Objective: We aimed to understand whether prior herpesvirus infection (based on serology testing) is associated with differences in outcome of IPF progression.
Methods: We performed Cytomegalovirus (CMV) and Epstein Bar Virus (EBV) serology analysis on 161 individuals with interstitial lung disease (ILD) enrolled in a longitudinal cohort. Pulmonary function testing [predicted force vital capacity (FVC)%], was performed at baseline and 1 year following enrollment. In addition, telomere length (TL) was measured in white blood cells by southern blot.

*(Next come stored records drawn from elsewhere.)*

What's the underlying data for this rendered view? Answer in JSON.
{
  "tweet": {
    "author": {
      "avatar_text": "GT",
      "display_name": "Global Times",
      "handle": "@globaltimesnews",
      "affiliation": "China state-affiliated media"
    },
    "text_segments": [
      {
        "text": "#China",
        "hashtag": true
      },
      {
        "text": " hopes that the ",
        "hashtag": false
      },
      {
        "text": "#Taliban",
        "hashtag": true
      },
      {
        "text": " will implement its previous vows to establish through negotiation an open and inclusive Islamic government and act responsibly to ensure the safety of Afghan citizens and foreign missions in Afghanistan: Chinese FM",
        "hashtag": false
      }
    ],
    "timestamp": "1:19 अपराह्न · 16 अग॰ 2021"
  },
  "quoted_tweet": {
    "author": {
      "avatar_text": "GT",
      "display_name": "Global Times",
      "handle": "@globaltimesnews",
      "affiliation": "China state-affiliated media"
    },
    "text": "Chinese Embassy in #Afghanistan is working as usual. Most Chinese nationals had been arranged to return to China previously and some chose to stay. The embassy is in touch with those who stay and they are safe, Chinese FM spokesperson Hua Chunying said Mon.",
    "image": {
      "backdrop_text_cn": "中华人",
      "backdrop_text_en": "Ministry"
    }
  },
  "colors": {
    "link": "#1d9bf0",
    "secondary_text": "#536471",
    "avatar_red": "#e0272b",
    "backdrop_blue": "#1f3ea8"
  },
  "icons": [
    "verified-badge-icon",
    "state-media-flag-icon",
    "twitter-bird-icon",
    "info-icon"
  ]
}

Results: Among all participants, 90 were positive for CMV (53% females and 46% males), and 141 were positive for EBV (47% females and 52% males). In this cohort, female patients who were CMV+ or EBV+ were more often diagnosed with other ILDs (72%) when compared to IPF (28%). Male patients who were CMV+ or EBV+ males were more often diagnosed with IPF (65%) compared to other ILDs (35%). Changes in FVC% were not associated with CMV serostatus and the percentage of individuals with short telomere length (<1%) was similar in CMV+ and CMV- participants.
Conclusions: Collectively, these data indicate that while CMV is present in high number of males with IPF, a history of CMV infection does not predict ILD progression. Methods capable to detect virus reactivation in situ are necessary to explore the contribution of CMV in disease progression.